I’m afraid most of the characters in the storybooks are long overdue for a psychiatric assessment.

The Emperor who showed up at court wearing nothing but his crown and bedroom slippers sounds like a winner. If you ever meet him on the main street and he asks you to guess what’s under his raincoat, it won’t be an outfit by Georgio Armani.

Fairy tales are filled with weird characters. Jack, you remember him; he was the kid who peddled off his mother’s cow for a handful of magic beans. Jack was at best a simpleton, but alas he was also a thief. He robbed the poor giant blind. All the giant (I think his name was Fee Fi Fo Fum) had left after his wife took off was a bag of gold, a singing harp, and a chicken who laid golden eggs – none of the stuff was covered under his homeowner’s policy and Jack swiped it all. Pinocchio was a compulsive liar who apparently talks to crickets. Not even Mackenzie King did that.

Almost all the women in these stories seem to have a problem with male-female relationships that sometimes leads to violence. Little Red Riding Hood murders a wolf, an endangered species, just because he ate her grandmother. After the estate was settled, she ran off with Prince Charming

Goldilocks breaks into the three bears’ house. (Bears too are endangered creatures. Do you see a pattern here?) They came back from the circus (Poppa rides a bicycle in an animal act) to find two broken chairs, no food, and some girl peeking over the blankets of Baby Bear’s cot. She runs off with Prince Charming without a thought about Baby Bear who is left trying to explain to his mother where the blonde came from and you know she’s won’t believe a word of it. His old man is no help. He just stands there grinning.

Snow White roomed with seven of the scruffiest guys ever seen on the silver screen, then eats a poisoned apple some old dolly just hands her – not exactly a Rhodes Scholar, our Snowy. Along comes Prince Charming who throws her over the back of his horse and they ride off into the sunset – apparently to get married, although no one seems to remember getting an invitation to a Royal wedding.

Cinderella, now there’s a classic example of a girl who tried to rise above her station. The Provincial Conservatives would cut her down to size in a minute. Cindy has a steady job as a Molly Maid. No money, but she gets room and board, which is better than working part-time for minimum wage. With the dishes still in the sink, she skips out to a ball at the palace. It’s a long story, something about some guy with a shoe fetish but she marries Prince Charming. Rapunzel, who was the first woman to complain about split ends, lets her hair dangle out a tower and who should come clopping along? You guessed it – Prince Charming.

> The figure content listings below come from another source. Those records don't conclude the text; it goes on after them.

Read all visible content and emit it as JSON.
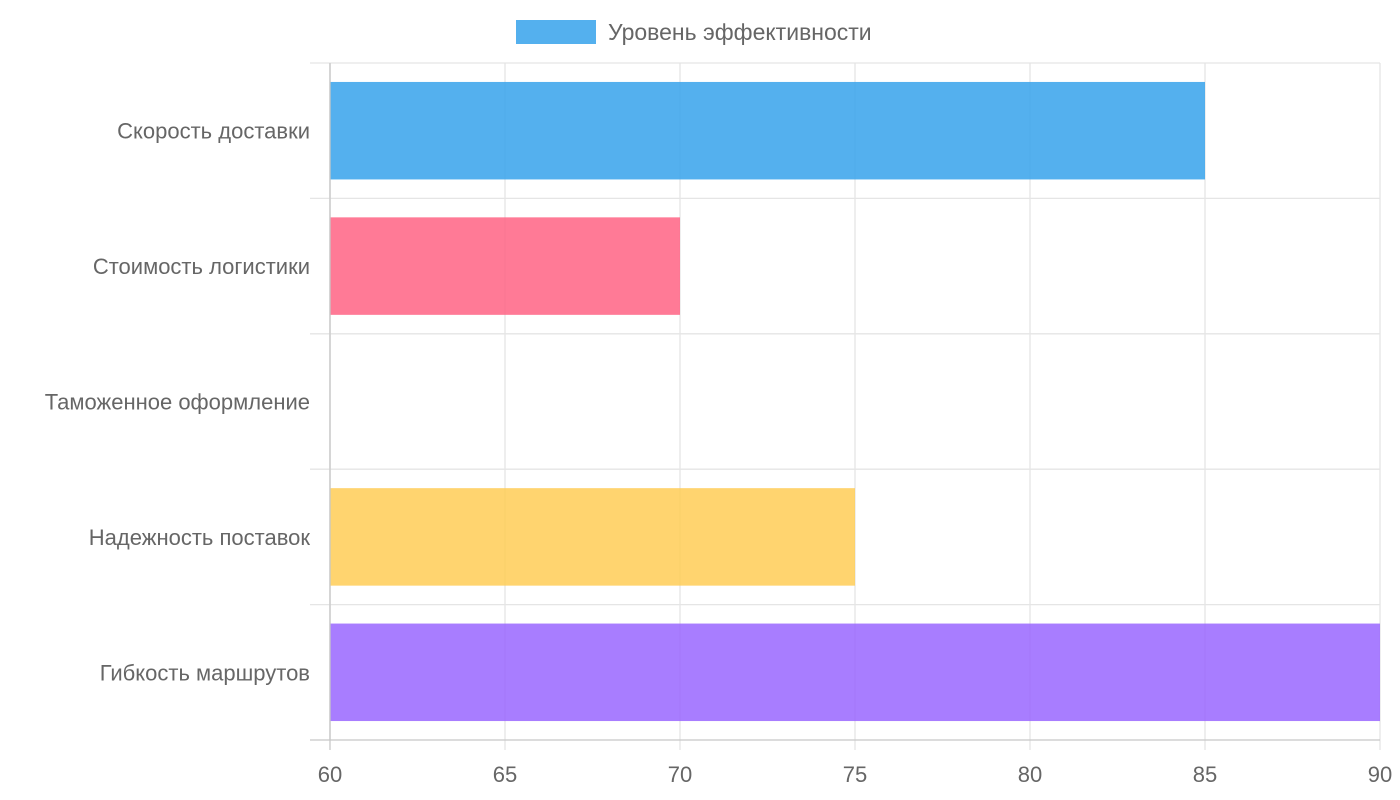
{
  "chart_data": {
    "type": "bar",
    "orientation": "horizontal",
    "categories": [
      "Скорость доставки",
      "Стоимость логистики",
      "Таможенное оформление",
      "Надежность поставок",
      "Гибкость маршрутов"
    ],
    "series": [
      {
        "name": "Уровень эффективности",
        "values": [
          85,
          70,
          60,
          75,
          90
        ]
      }
    ],
    "bar_colors": [
      "#36a2eb",
      "#ff6384",
      "#4bc0c0",
      "#ffcd56",
      "#9966ff"
    ],
    "legend_color": "#36a2eb",
    "xlim": [
      60,
      90
    ],
    "xticks": [
      "60",
      "65",
      "70",
      "75",
      "80",
      "85",
      "90"
    ],
    "grid": true,
    "legend_position": "top"
  }
}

Have you noticed something familiar about these stories? They all ran off with the same dude, Prince Charming. These girls have a problem with men. Obviously, Charming has no problem with women – a scheduling problem maybe, but even then, it’s not his problem. The girls are so desperate to find a husband they are willing to share one.

My wife just mumbled that she knows one they can have for nothing. She’s very nice, but I think she may have a problem.